Joint Price Optimization Across a Portfolio of Fashion E-Commerce Products

Published: 01 Jan 2023, Last Modified: 12 Oct 2025EMO 2023EveryoneRevisionsBibTeXCC BY-SA 4.0
Abstract: Pricing is a key lever used by e-commerce companies to achieve “growth with profitability”. Given the huge catalog size in e-commerce, most products have very close substitutes and complements. These complementary/substitute products result in influencing the demand for one another. Moreover, in the context of fashion, the utility of a product is mostly subjective. In categories like electronics, it’s relatively easy to define the utility of a product based on its attributes, but the same is not directly applicable to fashion. Products with similar attributes can have different utilities for the customer and therefore can be priced differently. Taking these things into consideration we base our pricing strategy on the following 3-stage decision-making process: 1) identifying the items which influence each other 2) building demand models that include effects of demand transference 3) joint optimization of the prices to achieve revenue or profit margin targets. We discuss our contributions to building a real-world system that implements these 3 stages in the specific context of fashion e-commerce. Fashion e-commerce has its nuances when it comes to pricing compared to general e-commerce and we explain how we dealt with these difficulties.
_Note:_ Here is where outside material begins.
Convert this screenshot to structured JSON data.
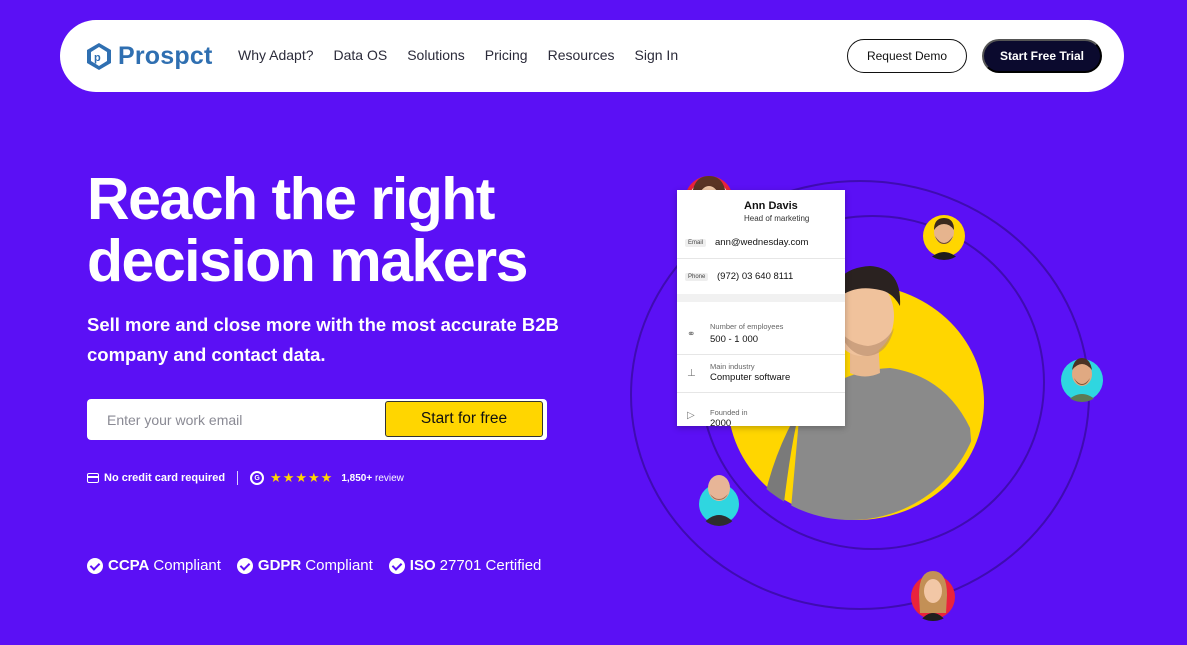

Moreover, in addition to the formulations, we also describe challenges faced in building working systems that scale to millions of products and hundreds of categories. In addition, we describe a unique approach to quantifying the dollar benefit under scenarios where true A/B testing is not possible for legal reasons. Lastly, we explain how this work has resulted in significant incremental revenue for a large fashion e-commerce company.